下を向いていたら、ドロッとした気持ち悪さが鼻を抜け、目の前に血の塊が垂れるのが見えた、鼻血だ。
「ただ、あれは私だけの力だし、故に私は本気だった。技を出し惜しむ余裕がなかったし、今しがたも加減無しで殴ってしまった……うん、本当に申し訳ない」
ほら、血が出たぞ、帷、これは使える、早くしないと折れた鼻が治ってしまう、滑稽で不格好だが、これでまた武器が作れた。

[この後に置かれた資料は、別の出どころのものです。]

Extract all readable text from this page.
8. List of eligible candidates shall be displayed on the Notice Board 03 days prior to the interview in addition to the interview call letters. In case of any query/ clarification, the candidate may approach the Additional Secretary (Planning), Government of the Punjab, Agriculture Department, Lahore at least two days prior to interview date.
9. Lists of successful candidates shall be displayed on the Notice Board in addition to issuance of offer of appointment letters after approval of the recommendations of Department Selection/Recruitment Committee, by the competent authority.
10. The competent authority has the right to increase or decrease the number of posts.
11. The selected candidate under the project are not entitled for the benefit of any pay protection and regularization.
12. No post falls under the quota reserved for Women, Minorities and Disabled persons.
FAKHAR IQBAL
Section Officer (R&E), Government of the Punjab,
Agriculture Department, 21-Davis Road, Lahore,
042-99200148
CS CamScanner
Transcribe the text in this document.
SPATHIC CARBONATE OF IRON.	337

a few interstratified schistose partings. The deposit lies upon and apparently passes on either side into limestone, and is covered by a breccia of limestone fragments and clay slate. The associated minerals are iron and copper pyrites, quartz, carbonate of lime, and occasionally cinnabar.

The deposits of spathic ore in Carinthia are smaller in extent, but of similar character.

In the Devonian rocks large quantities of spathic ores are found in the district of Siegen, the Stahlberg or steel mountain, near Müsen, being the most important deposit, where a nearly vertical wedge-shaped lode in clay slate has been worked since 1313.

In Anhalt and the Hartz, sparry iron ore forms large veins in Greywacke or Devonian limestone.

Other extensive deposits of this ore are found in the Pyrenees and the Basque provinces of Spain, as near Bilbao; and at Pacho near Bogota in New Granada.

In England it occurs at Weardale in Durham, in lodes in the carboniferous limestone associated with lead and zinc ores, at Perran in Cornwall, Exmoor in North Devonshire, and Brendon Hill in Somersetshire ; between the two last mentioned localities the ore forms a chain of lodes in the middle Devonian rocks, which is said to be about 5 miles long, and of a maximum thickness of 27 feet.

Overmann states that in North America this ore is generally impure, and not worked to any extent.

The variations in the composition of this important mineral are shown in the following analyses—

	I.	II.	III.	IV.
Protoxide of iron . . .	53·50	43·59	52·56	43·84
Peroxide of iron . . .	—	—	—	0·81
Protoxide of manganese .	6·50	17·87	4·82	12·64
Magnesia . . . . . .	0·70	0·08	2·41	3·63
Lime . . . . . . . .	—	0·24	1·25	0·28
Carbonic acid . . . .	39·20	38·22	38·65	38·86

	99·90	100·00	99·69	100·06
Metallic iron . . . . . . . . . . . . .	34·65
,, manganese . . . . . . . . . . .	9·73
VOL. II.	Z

「見事だよ帷ちゃん。君の実力は私が見積もっていた以上のものだった。だから、これ以上は」
まだ反撃のチャンスはある。口もズタズタで血が滲んでいる、口腔内の傷は治りやすいから早く使わないともったいない。
なのに、なんで、
身体が動かない……!
手の指を動かすことすらできない!
「くそ……」七凪みたいな……否、空骸みたいな悪態をつく。自分の中の何かを吐露するとき、こういう言葉じゃないといけないような気がした。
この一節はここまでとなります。